Arize
Setup
To get started, you need to create an Arize account which you can do here. Once you have signed up for Arize, you will need to create a ‘space’ - you can think of this a way to organize various models but usually one space per company/client is sufficient.
Arize handles the following type of models for you to do logging. You can read more about the functionality they provide for each to get a sense of their features and functionality:
- Binary Classification
- Multi-class Classification
- Regression
- Timeseries Forecasting (Coming soon)
- Ranking (Coming Soon)
- NLP
- CV
Logging with Arize is particularly easy with Cerebrium since you just have to define about 8 lines of code, and it follows an almost identical pattern to if you are familiar on how to log with Arize. If you would like to be more familiar with their platform you can take a look at the Arize documentation.
Adding a Arize Logger
Once you have instantiated your Conduit object in code (see here), you can add a Censius logger to it by calling the add_logger
method.
The Arize logger requires the following platform specific arguments:
api_key
: The unique key of our account which can be found in your Space Settingsspace_key
: The unique key related to the space you would like to deploy your model. This can be found in your Space Settings.model_type
: The type of Arize model you are using. You can find the different options herefeatures
: A list of the column names of your different features. Do not include outcome variable names - purely features.metrics_validation
: Optional. The validation metrics you would like to use to determine the performance of your modelclass_labels
: Optional. A list of potential labels for multi-class classification. Please ensure it correlates to the order that the model would returnembedding_features
: Optional. If you include embedding vectors as features for your model. You can read more hereschema
: This is the schema that Arize requires in order to determine what your predictions, features and embeddings are.
from cerebrium import Conduit, model_type, logging_platform
from arize.utils.types import ModelTypes, Environments, Schema, Metrics
features=["pregnancies", "glucose", "bloodPressure", "skinThickness","insulin", "bmi", "diabetesPedigree", "age"]
schema = Schema(
prediction_id_column_name="prediction_id", #Do not change this
prediction_label_column_name="prediction", #Do not change this
feature_column_names=features,
tag_column_names=["pregnancies"]
)
platform_args = {
"model_type": ModelTypes.BINARY_CLASSIFICATION,
"schema": schema,
"space_key": "<YOUR_SPACE_KEY>",
"api_key": "<YOUR_API_KEY>",
"features": features,
"metrics_validation": [Metrics.CLASSIFICATION]
}
conduit.add_logger(
platform=logging_platform.ARIZE,
platform_authentication={"space_key": platform_args['space_key'], "api_key": platform_args['api_key']},
features=platform_args["features"],
targets=["outcome"],
platform_args=platform_args,
log_ms=True
)
You can now deploy your Conduit as normal! Your model will log predictions to Arize every time you call the endpoint.
conduit.deploy()
Logs sent to Arize aren’t available immediately as it takes Arize a few minutes to process them.
Important things to Note
Logging Actual Values
With every request made to your Cerebrium endpoint, a unique run_id
is returned. We use this run_id
to associate every log of the output of your model. You can use this run_id
to log the actual values to Arize and compare model performance to that of your baseline model.

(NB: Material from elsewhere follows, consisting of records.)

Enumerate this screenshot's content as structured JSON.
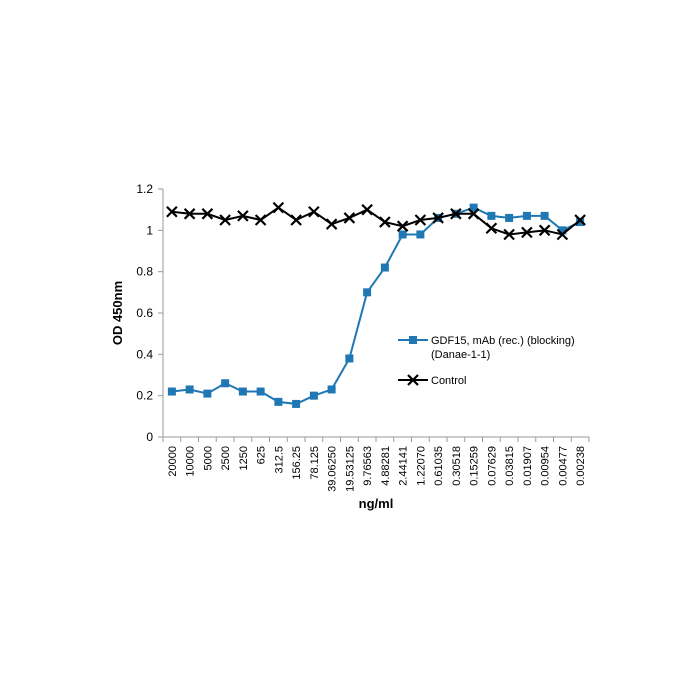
{
  "chart_data": {
    "type": "line",
    "title": "",
    "xlabel": "ng/ml",
    "ylabel": "OD 450nm",
    "ylim": [
      0,
      1.2
    ],
    "yticks": [
      "0",
      "0.2",
      "0.4",
      "0.6",
      "0.8",
      "1",
      "1.2"
    ],
    "categories": [
      "20000",
      "10000",
      "5000",
      "2500",
      "1250",
      "625",
      "312.5",
      "156.25",
      "78.125",
      "39.06250",
      "19.53125",
      "9.76563",
      "4.88281",
      "2.44141",
      "1.22070",
      "0.61035",
      "0.30518",
      "0.15259",
      "0.07629",
      "0.03815",
      "0.01907",
      "0.00954",
      "0.00477",
      "0.00238"
    ],
    "grid": false,
    "legend_position": "right",
    "series": [
      {
        "name": "GDF15, mAb (rec.) (blocking) (Danae-1-1)",
        "legend_lines": [
          "GDF15, mAb (rec.) (blocking)",
          "(Danae-1-1)"
        ],
        "color": "#1f77b4",
        "marker": "square",
        "values": [
          0.22,
          0.23,
          0.21,
          0.26,
          0.22,
          0.22,
          0.17,
          0.16,
          0.2,
          0.23,
          0.38,
          0.7,
          0.82,
          0.98,
          0.98,
          1.06,
          1.08,
          1.11,
          1.07,
          1.06,
          1.07,
          1.07,
          1.0,
          1.04
        ]
      },
      {
        "name": "Control",
        "legend_lines": [
          "Control"
        ],
        "color": "#000000",
        "marker": "x",
        "values": [
          1.09,
          1.08,
          1.08,
          1.05,
          1.07,
          1.05,
          1.11,
          1.05,
          1.09,
          1.03,
          1.06,
          1.1,
          1.04,
          1.02,
          1.05,
          1.06,
          1.08,
          1.08,
          1.01,
          0.98,
          0.99,
          1.0,
          0.98,
          1.05
        ]
      }
    ]
  }
}
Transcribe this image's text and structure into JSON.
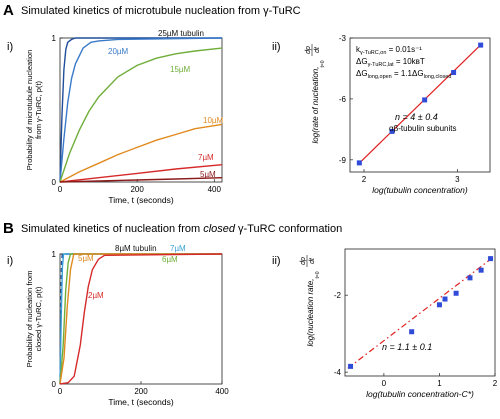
{
  "panels": {
    "A": {
      "letter": "A",
      "title": "Simulated kinetics of microtubule nucleation from γ-TuRC"
    },
    "B": {
      "letter": "B",
      "title_before": "Simulated kinetics of nucleation from ",
      "title_italic": "closed",
      "title_after": " γ-TuRC conformation"
    }
  },
  "chart_data": [
    {
      "id": "A-i",
      "label": "i)",
      "type": "line",
      "xlabel": "Time, t (seconds)",
      "ylabel": "Probability of microtubule nucleation from γ-TuRC, p(t)",
      "xlim": [
        0,
        420
      ],
      "ylim": [
        0,
        1
      ],
      "xticks": [
        0,
        200,
        400
      ],
      "yticks": [
        0,
        1
      ],
      "grid": false,
      "series": [
        {
          "name": "25µM tubulin",
          "color": "#1f4e9a",
          "x": [
            0,
            5,
            10,
            15,
            20,
            30,
            40,
            60,
            420
          ],
          "y": [
            0,
            0.45,
            0.78,
            0.92,
            0.97,
            0.99,
            1.0,
            1.0,
            1.0
          ]
        },
        {
          "name": "20µM",
          "color": "#3a7ac8",
          "x": [
            0,
            10,
            20,
            30,
            40,
            60,
            80,
            100,
            150,
            420
          ],
          "y": [
            0,
            0.3,
            0.55,
            0.72,
            0.82,
            0.93,
            0.97,
            0.98,
            0.99,
            1.0
          ]
        },
        {
          "name": "15µM",
          "color": "#6fae3a",
          "x": [
            0,
            25,
            50,
            75,
            100,
            150,
            200,
            250,
            300,
            350,
            420
          ],
          "y": [
            0,
            0.2,
            0.36,
            0.49,
            0.59,
            0.73,
            0.81,
            0.86,
            0.89,
            0.91,
            0.93
          ]
        },
        {
          "name": "10µM",
          "color": "#e08a1e",
          "x": [
            0,
            50,
            100,
            150,
            200,
            250,
            300,
            350,
            420
          ],
          "y": [
            0,
            0.07,
            0.13,
            0.19,
            0.24,
            0.29,
            0.33,
            0.37,
            0.4
          ]
        },
        {
          "name": "7µM",
          "color": "#d62a2a",
          "x": [
            0,
            100,
            200,
            300,
            420
          ],
          "y": [
            0,
            0.03,
            0.06,
            0.09,
            0.12
          ]
        },
        {
          "name": "5µM",
          "color": "#8b1a1a",
          "x": [
            0,
            100,
            200,
            300,
            420
          ],
          "y": [
            0,
            0.007,
            0.014,
            0.021,
            0.03
          ]
        }
      ]
    },
    {
      "id": "A-ii",
      "label": "ii)",
      "type": "scatter",
      "xlabel": "log(tubulin concentration)",
      "ylabel_main": "log(rate of nucleation,",
      "ylabel_deriv_num": "dp",
      "ylabel_deriv_den": "dt",
      "ylabel_eval": "t=0",
      "xlim": [
        1.85,
        3.35
      ],
      "ylim": [
        -9.6,
        -3
      ],
      "xticks": [
        2,
        3
      ],
      "yticks": [
        -3,
        -6,
        -9
      ],
      "grid": false,
      "points": {
        "x": [
          1.95,
          2.3,
          2.65,
          2.96,
          3.25
        ],
        "y": [
          -9.15,
          -7.6,
          -6.05,
          -4.7,
          -3.35
        ]
      },
      "fit": {
        "x": [
          1.93,
          3.27
        ],
        "y": [
          -9.25,
          -3.25
        ]
      },
      "marker_color": "#2f4bd8",
      "fit_color": "#e02020",
      "params": [
        {
          "main": "k",
          "sub": "γ-TuRC,on",
          "rest": " = 0.01s⁻¹"
        },
        {
          "main": "ΔG",
          "sub": "γ-TuRC,lat",
          "rest": " = 10kʙT"
        },
        {
          "main": "ΔG",
          "sub": "long,open",
          "rest": " = 1.1ΔG"
        }
      ],
      "annotation": "n = 4 ± 0.4",
      "annotation2": "αβ-tubulin subunits"
    },
    {
      "id": "B-i",
      "label": "i)",
      "type": "line",
      "xlabel": "Time, t (seconds)",
      "ylabel": "Probability of nucleation from closed γ-TuRC, p(t)",
      "xlim": [
        0,
        400
      ],
      "ylim": [
        0,
        1
      ],
      "xticks": [
        0,
        200,
        400
      ],
      "yticks": [
        0,
        1
      ],
      "grid": false,
      "series": [
        {
          "name": "8µM tubulin",
          "color": "#1f4e9a",
          "dash": "4,3",
          "x": [
            0,
            2,
            4,
            6,
            400
          ],
          "y": [
            0,
            0.6,
            0.95,
            1.0,
            1.0
          ]
        },
        {
          "name": "7µM",
          "color": "#3aa0d8",
          "dash": "",
          "x": [
            0,
            3,
            6,
            9,
            400
          ],
          "y": [
            0,
            0.5,
            0.9,
            1.0,
            1.0
          ]
        },
        {
          "name": "6µM",
          "color": "#6fae3a",
          "dash": "",
          "x": [
            0,
            8,
            14,
            20,
            26,
            400
          ],
          "y": [
            0,
            0.3,
            0.72,
            0.93,
            1.0,
            1.0
          ]
        },
        {
          "name": "5µM",
          "color": "#e08a1e",
          "dash": "",
          "x": [
            0,
            10,
            18,
            26,
            34,
            400
          ],
          "y": [
            0,
            0.2,
            0.6,
            0.88,
            1.0,
            1.0
          ]
        },
        {
          "name": "2µM",
          "color": "#d62a2a",
          "dash": "",
          "x": [
            0,
            20,
            35,
            50,
            60,
            70,
            80,
            95,
            110,
            400
          ],
          "y": [
            0,
            0.01,
            0.06,
            0.3,
            0.55,
            0.75,
            0.88,
            0.96,
            0.99,
            1.0
          ]
        }
      ]
    },
    {
      "id": "B-ii",
      "label": "ii)",
      "type": "scatter",
      "xlabel": "log(tubulin concentration-C*)",
      "ylabel_main": "log(nucleation rate,",
      "ylabel_deriv_num": "dp",
      "ylabel_deriv_den": "dt",
      "ylabel_eval": "t=0",
      "xlim": [
        -0.7,
        2.0
      ],
      "ylim": [
        -4.1,
        -0.8
      ],
      "xticks": [
        0,
        1,
        2
      ],
      "yticks": [
        -2,
        -4
      ],
      "grid": false,
      "points": {
        "x": [
          -0.6,
          0.5,
          1.0,
          1.1,
          1.3,
          1.55,
          1.75,
          1.92
        ],
        "y": [
          -3.85,
          -2.95,
          -2.25,
          -2.1,
          -1.95,
          -1.55,
          -1.35,
          -1.05
        ]
      },
      "fit": {
        "x": [
          -0.65,
          1.98
        ],
        "y": [
          -3.9,
          -1.0
        ]
      },
      "marker_color": "#2f4bd8",
      "fit_color": "#e02020",
      "fit_dash": "6,3,1.5,3",
      "annotation": "n = 1.1 ± 0.1"
    }
  ]
}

Multi-class classification
When doing multi-class classification, its important that you keep the same order in your class labels that the model will return. Below is an example with the Iris dataset
platform_args = {
"model_type": ModelTypes.SCORE_CATEGORICAL,
"schema": schema,
"space_key": "sJlAcWf3",
"api_key": "IB31mRV6AMeiZkuV14zF",
"features": features,
"class_labels": ["Setosa", "Versicolour", "Virginica"]
}
If we pass the following input, [5.8, 2.7, 5.1, 1.9]
, to our XGBoost Classifier we get the following model output: [2]
. This would then correlate to the Virginica class label
Embedding vectors
If you are passing embedding features to your model you must make sure to not include it in the features array and define it separately.
features = ['state', 'city', 'merchant_name', 'pos_approved', 'item_count', 'merchant_type', 'charge_amount': 20.11]
embedding_features = {
"nlp_embedding": Embedding(
vector=pd.Series([4.0, 5.0, 6.0, 7.0]),
data="I really like the coffee",
),
}
platform_args = {
"model_type": ModelTypes.SCORE_CATEGORICAL,
"schema": schema,
"space_key": "sJlAcWf3",
"api_key": "IB31mRV6AMeiZkuV14zF",
"features": features,
"embedding_features": embedding_features
}
Subsequently, We assign values to your features in the order they were entered - so it’s important to make sure that the embedding values are the last in your model input. For example:
Input: ['ca', 'berkeley', 'Peets Coffee', True, 10, 'coffee shop' 20.11, [4.0, 5.0, 6.0, 7.0]]
In the above example, ‘ca’ is associated to state, ‘berkeley’ to city etc.